In the March issue of Scientific
American, brain-imaging expert John Gabrieli says that we can now use
functional magnetic-resonance-imaging (fMRI) technology to predict whether
depressed patients will benefit from certain therapies, whether smokers will be
able to quit, and whether criminals will land back in jail soon. But he leaves unanswered some questions
he raises—namely, if we find that we can reliably obtain this kind of
information, what should we do with it?
First, a brief explanation of what fMRI does. Using basically the same
giant-liquid-helium-cooled-magnet MRI technology that hospitals use, fMRI
detects changes in blood flow in the brain as certain regions become more
active while the patient is thinking about or viewing different things. For example, my niece is now a
psychology postdoc in Omaha, Nebraska, doing research on troubled adolescents
by putting them in an fMRI machine and having them play specially designed
video games, and watching what goes on in their brains as they play. According to Gabrieli, who is at MIT
and presumably knows what he's talking about, fMRI studies have been able to
discriminate between depressed patients who will benefit from cognitive
behavior therapy, and those who won't.
He is somewhat short on statistics of exactly how accurate the
predictions are, and admits that the technology has a way to go before it's as
reliable as, say, a pregnancy test kit.
But just for the sake of argument, suppose tomorrow we had a
95%-accurate technology that was cheap enough to be widely used (neither of
which describes fMRI yet), and could tell us ahead of time the likelihood that
a convicted criminal would be back in jail in five years. What could we do with the information?
Given that one purpose of imprisonment is to protect the
public, you could argue that those criminals who are very likely to commit more
crimes should not be let out on the streets, at least until their fMRI scans
improve. And those whose fMRI
scans showed that they were at very little risk of committing more crimes might
have their sentences curtailed, or maybe we should just release them right
away.
Say you are a member of a parole board, trying to decide
which prisoners should be granted parole.
Wouldn't you be glad to have fMRI data on the prisoners that was shown
scientifically to be pretty accurate, and wouldn't you feel more confident in
your decisions if you based them partly or even mostly on the fMRI
predictions? I think I would.
But what does this look like from the prisoner's point of
view? Suppose you led a life of
crime and didn't change your ways until you landed in jail, when you came to
yourself and turned over a new leaf.
(It happens.) You present
your sterling behavior record since then to the parole board, but then they
make you stick your head in a machine, and the machine says your anterior
cingulate cortex is just as unreformed as ever, and the board denies your
request for parole. Wouldn't you
feel unfairly treated? I think I
would.
What's going on here is a conflict between two
anthropologies, or models of what a human being is. The psychologists who use fMRI studies to predict behavior
emphasize that people are physical structures that work in certain ways. And they have found strong correlations
between certain brain activities and subsequent behavior. They say, "People with this kind of fMRI profile tend to do that," and they have statistics to
back up their claims. While they
admit there are such things as ethical considerations, they spend most of their
time thinking of their subjects as elaborate machines, and trying to figure out
how the machine works based on what they can see it doing in an fMRI scan. If you asked Dr. Gabrieli if he
believes in free will, he might laugh, or say yes or no, but he would probably
regard the question as irrelevant to what he's doing.

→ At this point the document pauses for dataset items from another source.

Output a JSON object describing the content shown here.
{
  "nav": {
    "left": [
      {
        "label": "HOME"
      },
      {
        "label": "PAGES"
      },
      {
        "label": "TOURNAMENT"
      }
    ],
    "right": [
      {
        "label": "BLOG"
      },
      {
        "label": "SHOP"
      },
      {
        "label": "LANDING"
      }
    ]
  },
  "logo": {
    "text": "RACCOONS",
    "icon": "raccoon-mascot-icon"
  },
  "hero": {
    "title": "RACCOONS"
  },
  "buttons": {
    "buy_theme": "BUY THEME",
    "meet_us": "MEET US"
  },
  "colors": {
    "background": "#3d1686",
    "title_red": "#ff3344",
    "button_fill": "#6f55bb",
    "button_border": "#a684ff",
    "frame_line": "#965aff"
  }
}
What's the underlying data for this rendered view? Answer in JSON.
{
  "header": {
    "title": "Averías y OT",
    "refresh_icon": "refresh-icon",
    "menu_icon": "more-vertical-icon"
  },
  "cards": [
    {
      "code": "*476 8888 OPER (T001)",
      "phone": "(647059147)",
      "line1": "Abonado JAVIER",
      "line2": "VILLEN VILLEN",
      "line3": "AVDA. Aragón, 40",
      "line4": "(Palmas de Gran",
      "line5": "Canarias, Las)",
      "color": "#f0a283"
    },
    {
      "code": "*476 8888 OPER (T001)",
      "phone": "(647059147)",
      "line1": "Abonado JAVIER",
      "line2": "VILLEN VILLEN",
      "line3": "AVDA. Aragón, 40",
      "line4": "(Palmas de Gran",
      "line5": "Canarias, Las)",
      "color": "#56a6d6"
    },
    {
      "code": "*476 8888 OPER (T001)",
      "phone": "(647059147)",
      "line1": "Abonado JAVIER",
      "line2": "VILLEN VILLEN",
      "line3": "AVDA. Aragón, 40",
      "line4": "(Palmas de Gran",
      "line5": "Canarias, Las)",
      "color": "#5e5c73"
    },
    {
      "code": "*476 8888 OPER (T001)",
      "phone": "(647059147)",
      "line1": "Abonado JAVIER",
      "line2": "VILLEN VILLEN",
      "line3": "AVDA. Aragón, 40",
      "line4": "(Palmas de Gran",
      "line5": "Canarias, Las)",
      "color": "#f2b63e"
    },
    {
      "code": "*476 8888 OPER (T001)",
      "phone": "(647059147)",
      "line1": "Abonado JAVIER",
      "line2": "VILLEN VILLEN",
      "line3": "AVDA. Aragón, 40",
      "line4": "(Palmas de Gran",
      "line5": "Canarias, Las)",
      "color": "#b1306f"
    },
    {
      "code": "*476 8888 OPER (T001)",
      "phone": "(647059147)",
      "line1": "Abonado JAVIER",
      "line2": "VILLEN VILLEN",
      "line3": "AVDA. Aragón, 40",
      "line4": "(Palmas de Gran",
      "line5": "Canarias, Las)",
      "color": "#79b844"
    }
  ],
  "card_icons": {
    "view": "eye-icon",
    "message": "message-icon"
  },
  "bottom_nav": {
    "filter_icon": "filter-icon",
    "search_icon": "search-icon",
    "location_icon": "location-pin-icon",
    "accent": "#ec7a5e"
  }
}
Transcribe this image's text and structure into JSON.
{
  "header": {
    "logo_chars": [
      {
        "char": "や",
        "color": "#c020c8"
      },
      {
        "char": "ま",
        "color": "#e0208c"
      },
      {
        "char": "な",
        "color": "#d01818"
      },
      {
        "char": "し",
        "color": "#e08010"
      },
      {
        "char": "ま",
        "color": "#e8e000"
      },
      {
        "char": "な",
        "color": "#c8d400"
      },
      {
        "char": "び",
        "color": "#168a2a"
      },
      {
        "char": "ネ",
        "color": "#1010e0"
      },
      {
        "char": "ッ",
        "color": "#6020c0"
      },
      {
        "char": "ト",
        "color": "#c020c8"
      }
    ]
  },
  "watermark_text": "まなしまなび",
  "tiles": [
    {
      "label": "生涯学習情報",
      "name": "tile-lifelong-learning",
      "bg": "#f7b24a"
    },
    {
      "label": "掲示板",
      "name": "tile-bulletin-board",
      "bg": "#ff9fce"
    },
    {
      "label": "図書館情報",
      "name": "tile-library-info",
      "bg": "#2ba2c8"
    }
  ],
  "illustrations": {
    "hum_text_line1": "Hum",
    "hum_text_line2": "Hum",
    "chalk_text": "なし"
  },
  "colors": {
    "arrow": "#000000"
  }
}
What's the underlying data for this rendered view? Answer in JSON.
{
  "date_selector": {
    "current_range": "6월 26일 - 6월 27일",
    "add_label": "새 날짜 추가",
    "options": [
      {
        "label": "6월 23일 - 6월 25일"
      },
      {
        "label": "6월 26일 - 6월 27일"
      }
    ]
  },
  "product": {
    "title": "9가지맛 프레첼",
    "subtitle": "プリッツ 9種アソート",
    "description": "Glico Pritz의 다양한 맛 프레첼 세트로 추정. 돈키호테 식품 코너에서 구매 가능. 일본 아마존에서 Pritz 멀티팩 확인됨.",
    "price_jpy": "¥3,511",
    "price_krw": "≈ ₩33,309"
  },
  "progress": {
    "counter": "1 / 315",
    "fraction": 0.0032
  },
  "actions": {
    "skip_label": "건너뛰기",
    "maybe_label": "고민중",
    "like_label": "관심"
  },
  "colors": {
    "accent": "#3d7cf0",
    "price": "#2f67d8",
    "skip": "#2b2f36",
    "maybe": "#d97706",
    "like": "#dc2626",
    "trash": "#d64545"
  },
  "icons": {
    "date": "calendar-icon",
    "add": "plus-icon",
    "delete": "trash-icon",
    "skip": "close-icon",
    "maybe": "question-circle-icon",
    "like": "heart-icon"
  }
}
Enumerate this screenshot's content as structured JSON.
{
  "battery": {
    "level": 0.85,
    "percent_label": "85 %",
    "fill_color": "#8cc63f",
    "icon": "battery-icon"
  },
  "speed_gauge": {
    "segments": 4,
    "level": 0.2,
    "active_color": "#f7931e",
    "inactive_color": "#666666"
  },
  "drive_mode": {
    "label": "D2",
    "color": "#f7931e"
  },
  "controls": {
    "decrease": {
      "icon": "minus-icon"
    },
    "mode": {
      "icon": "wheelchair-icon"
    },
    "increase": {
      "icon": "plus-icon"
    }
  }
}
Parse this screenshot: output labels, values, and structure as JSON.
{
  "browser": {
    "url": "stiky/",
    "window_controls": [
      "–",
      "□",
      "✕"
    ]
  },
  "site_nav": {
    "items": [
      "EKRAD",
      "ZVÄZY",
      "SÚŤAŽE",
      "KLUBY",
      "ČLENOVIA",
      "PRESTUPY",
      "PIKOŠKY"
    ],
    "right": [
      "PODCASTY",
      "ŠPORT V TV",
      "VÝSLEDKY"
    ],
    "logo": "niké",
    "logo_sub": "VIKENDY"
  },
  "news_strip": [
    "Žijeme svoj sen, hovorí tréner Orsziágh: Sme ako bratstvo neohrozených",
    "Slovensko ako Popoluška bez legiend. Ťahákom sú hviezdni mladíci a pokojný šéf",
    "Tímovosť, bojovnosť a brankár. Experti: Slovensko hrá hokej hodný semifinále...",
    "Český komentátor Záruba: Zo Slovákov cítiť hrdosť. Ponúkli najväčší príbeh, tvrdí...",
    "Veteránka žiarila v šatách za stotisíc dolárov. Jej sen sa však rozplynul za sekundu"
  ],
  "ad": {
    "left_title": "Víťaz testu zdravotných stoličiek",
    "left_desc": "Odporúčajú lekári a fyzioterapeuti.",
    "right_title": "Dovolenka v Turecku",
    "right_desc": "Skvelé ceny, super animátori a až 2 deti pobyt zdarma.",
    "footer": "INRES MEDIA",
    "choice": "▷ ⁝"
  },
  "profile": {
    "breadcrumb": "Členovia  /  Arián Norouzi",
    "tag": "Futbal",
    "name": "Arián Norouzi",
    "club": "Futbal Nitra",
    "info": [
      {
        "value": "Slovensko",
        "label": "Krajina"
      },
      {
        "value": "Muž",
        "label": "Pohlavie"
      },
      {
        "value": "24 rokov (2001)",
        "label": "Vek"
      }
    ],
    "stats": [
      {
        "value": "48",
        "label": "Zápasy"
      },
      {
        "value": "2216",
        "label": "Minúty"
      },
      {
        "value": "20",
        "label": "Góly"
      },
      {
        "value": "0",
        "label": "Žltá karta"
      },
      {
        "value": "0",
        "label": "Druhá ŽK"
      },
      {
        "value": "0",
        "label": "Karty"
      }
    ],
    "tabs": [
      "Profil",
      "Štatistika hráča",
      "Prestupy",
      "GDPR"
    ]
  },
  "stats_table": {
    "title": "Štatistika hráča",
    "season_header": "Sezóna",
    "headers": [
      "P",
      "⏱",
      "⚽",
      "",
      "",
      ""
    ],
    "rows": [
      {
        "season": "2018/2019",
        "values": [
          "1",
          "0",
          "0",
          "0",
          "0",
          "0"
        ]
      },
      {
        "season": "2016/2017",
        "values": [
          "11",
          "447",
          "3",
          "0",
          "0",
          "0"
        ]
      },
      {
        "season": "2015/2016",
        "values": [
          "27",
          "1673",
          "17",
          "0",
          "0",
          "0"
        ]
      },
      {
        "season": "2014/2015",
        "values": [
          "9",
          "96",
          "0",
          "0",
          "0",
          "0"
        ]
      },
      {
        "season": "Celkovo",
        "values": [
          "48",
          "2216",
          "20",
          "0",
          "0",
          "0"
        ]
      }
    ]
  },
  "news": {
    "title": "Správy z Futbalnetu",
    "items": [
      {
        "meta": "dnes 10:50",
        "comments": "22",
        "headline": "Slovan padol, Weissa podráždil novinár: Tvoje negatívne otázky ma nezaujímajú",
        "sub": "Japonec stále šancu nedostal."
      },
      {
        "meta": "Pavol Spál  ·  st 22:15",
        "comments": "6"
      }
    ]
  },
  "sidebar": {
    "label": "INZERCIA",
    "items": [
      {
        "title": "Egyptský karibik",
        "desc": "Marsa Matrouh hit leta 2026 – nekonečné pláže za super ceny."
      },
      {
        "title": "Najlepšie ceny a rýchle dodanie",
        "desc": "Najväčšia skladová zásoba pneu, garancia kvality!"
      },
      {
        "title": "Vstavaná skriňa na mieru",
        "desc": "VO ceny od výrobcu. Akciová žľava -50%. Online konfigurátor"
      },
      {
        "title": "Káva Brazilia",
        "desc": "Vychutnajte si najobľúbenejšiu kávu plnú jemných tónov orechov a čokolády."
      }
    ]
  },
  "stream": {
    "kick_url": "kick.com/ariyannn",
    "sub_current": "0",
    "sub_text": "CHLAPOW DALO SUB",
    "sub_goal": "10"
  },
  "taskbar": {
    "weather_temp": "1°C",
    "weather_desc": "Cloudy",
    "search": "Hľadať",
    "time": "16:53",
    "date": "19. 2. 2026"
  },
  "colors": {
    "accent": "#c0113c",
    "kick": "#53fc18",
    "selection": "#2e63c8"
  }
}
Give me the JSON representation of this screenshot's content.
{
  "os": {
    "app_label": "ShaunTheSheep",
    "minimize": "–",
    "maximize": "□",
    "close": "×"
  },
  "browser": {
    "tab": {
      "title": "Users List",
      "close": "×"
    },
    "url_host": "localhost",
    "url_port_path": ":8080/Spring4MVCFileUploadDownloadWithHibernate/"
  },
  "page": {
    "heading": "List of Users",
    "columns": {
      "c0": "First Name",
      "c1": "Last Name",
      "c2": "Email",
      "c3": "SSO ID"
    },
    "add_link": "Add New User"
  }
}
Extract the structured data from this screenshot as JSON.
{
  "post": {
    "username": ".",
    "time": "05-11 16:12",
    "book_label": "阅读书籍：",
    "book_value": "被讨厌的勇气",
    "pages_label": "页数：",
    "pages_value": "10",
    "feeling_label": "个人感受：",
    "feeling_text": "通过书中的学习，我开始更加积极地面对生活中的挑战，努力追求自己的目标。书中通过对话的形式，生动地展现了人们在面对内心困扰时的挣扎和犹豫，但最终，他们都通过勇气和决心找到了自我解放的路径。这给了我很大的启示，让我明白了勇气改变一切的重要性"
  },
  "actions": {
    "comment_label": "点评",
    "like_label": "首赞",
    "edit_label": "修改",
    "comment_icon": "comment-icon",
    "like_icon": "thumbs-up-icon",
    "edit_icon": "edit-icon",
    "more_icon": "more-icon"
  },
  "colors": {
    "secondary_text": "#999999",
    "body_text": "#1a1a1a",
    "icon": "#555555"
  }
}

The question of free will is crucial to a different model of
the human being, the one that claims people have rational souls. From William James on, the discipline
of psychology has tended to dispense with the concept of the soul, but that
doesn't change the fact that each of us has one. I once knew a man who was a former drug user. Then he became a Christian, settled
down, started his own small business, married, and was leading a stable
upstanding life the last time I heard of him. I don't know this for a fact, but I suspect his anterior
cingulate cortex would send an fMRI machine off the charts. Nevertheless, by what psychologists
might call strength of will, and by what believers would call the grace of God,
he overcame his almost irrepressible desires to do bad things and developed new
good habits.
We once thought it was reasonable to discriminate against
people simply because of the color of their skin. Black people couldn't intermarry with white people, couldn't
hold certain jobs, and were (and sometimes still are, regrettably)
automatically considered to be the most likely suspects in any criminal
investigation. We now know this
kind of discrimination is wrong.
But if fMRI machines, or their cheaper successors, ever
attain the accuracy that Dr. Gabrieli hopes for, we will face a choice just as
momentous as that faced by the nation when Dr. Martin Luther King challenged
the nation with his dream in 1963.
Will we decide to sort people into rigid categories based on physical
characteristics? Or will we treat
each human being as fully human, each fully deserving the right and opportunity
to change and make better decisions regardless of what an imperfect scientific
study says? Those are the kinds of
questions that we need to face before we inadvertently create a nightmarish
regime in which your rights depend on the physical characteristics of your
brain, just as much as they depended on the color of your skin in 1950.
Sources: John Gabrieli's article "A
Look Within" appeared on pp. 54-59 of the March 2019 edition of Scientific American.